THE ROLE OF COMPETITIONS FOR THE BRAZILIAN MODERN ARCHITECTURE PROPAGANDA: FACTS AND ANALYSIS FROM ACRÓPOLE AND MÓDULO MAGAZINES

BETWEEN 1955 AND 1965.

Fabiano José Arcadio Sobreira Arquiteto e Urbanista, Câmara dos Deputados. Professor, Centro Universitário de Brasília.

Editor, concursosdeprojeto.org [email protected]

Paulo Victor Borges Ribeiro Arquiteto e Urbanista. Mestrando, Programa de Pós-Graduação da Faculdade de Arquitetura e Urbanismo da

Universidade de Brasília (PPG-FAU-UnB) [email protected]

Resumo Este artigo corresponde à primeira parte da pesquisa que tem como objetivo o registro e a análise do lugar (alcance e limitações) dos concursos de projeto como instrumentos de propaganda da Arquitetura Moderna no Brasil, a partir da leitura comparativa de duas importantes revistas do período moderno: Acrópole e Módulo, entre 1955 e 1965. As particularidades não apenas regionais, mas em especial resultantes dos respectivos perfis editoriais, revelam distinções importantes na abordagem do tema “concursos” em cada uma dessas publicações.
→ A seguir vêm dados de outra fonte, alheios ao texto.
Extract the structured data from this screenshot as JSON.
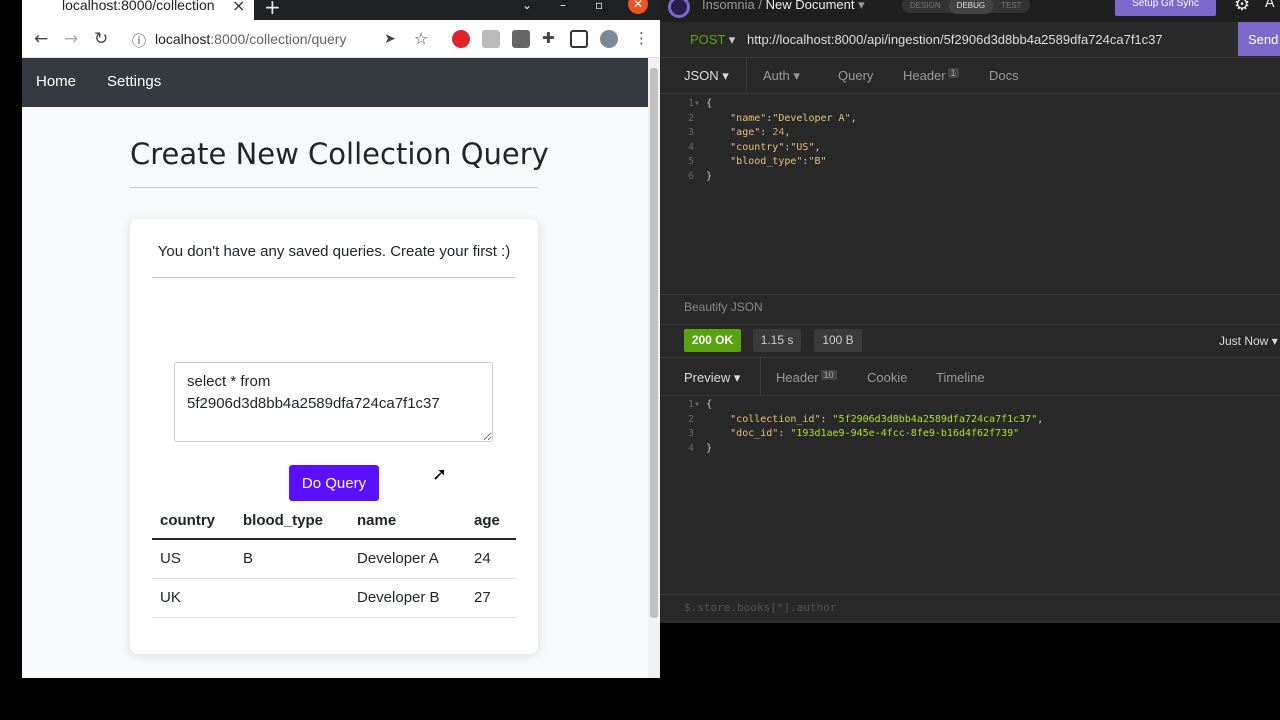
{
  "browser": {
    "tab_title": "localhost:8000/collection",
    "tab_close": "×",
    "new_tab": "+",
    "url_host": "localhost",
    "url_rest": ":8000/collection/query"
  },
  "nav": {
    "links": [
      "Home",
      "Settings"
    ]
  },
  "page": {
    "title": "Create New Collection Query",
    "empty_message": "You don't have any saved queries. Create your first :)",
    "query_text": "select * from\n5f2906d3d8bb4a2589dfa724ca7f1c37",
    "do_query_label": "Do Query",
    "table": {
      "headers": [
        "country",
        "blood_type",
        "name",
        "age"
      ],
      "rows": [
        [
          "US",
          "B",
          "Developer A",
          "24"
        ],
        [
          "UK",
          "",
          "Developer B",
          "27"
        ]
      ]
    }
  },
  "insomnia": {
    "app_name": "Insomnia",
    "separator": "/",
    "document": "New Document",
    "modes": [
      "DESIGN",
      "DEBUG",
      "TEST"
    ],
    "git_sync": "Setup Git Sync",
    "method": "POST",
    "url": "http://localhost:8000/api/ingestion/5f2906d3d8bb4a2589dfa724ca7f1c37",
    "send_label": "Send",
    "request_tabs": [
      "JSON",
      "Auth",
      "Query",
      "Header",
      "Docs"
    ],
    "request_header_count": "1",
    "beautify_label": "Beautify JSON",
    "status": "200 OK",
    "time": "1.15 s",
    "size": "100 B",
    "when": "Just Now",
    "response_tabs": [
      "Preview",
      "Header",
      "Cookie",
      "Timeline"
    ],
    "response_header_count": "10",
    "filter_placeholder": "$.store.books[*].author",
    "request_body": {
      "name": "Developer A",
      "age": "24",
      "country": "US",
      "blood_type": "B"
    },
    "response_body": {
      "collection_id": "5f2906d3d8bb4a2589dfa724ca7f1c37",
      "doc_id": "193d1ae9-945e-4fcc-8fe9-b16d4f62f739"
    }
  },
  "colors": {
    "accent_purple": "#5a0fff",
    "insomnia_purple": "#7d69cb",
    "status_green": "#59a210"
  }
}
Desse recorte temporal serão apresentados registros e análises dos principais textos e projetos (materializados ou não) que direta ou indiretamente estão relacionados ao tema concursos de projeto. Este trabalho é apresentado como uma leitura cronológica dos acontecimentos, a partir de três perspectivas complementares e simultâneas: (1) o discurso sobre o concurso; (2) projetos premiados e conflitos de julgamento; (3) convergências e divergências editoriais e seu contexto político.

Palavras-chave: concursos, revistas, arquitetura moderna brasileira

Abstract This paper is related to the first part of a research whose purpose is to register and analyse de role (possibilities and limitations) of design competitions as tools for the Brazilian Modern Architecture propaganda, from the perspective o comparative analyses of two important Brazilian magazines from the modern period: Acrópole and Módulo, between 1955 and 1965. The particularities of each magazine – not only related to their regional perspectives but also associated to their editorial approaches – reveal important differences on the way they are related to the issue “competitions”. From such period (1955-1965) one intends to present facts and analysis of the main notes, papers and projects (built or not) which directly or not are related to the theme. This paper is presented as a chronological analytical report of facts and events, from three complementary and simultaneous perspectives: (1) the ideias and opinions on competitions; (2) winning designs and judgement conflicts; (3) editorial convergences and divergences and their political context.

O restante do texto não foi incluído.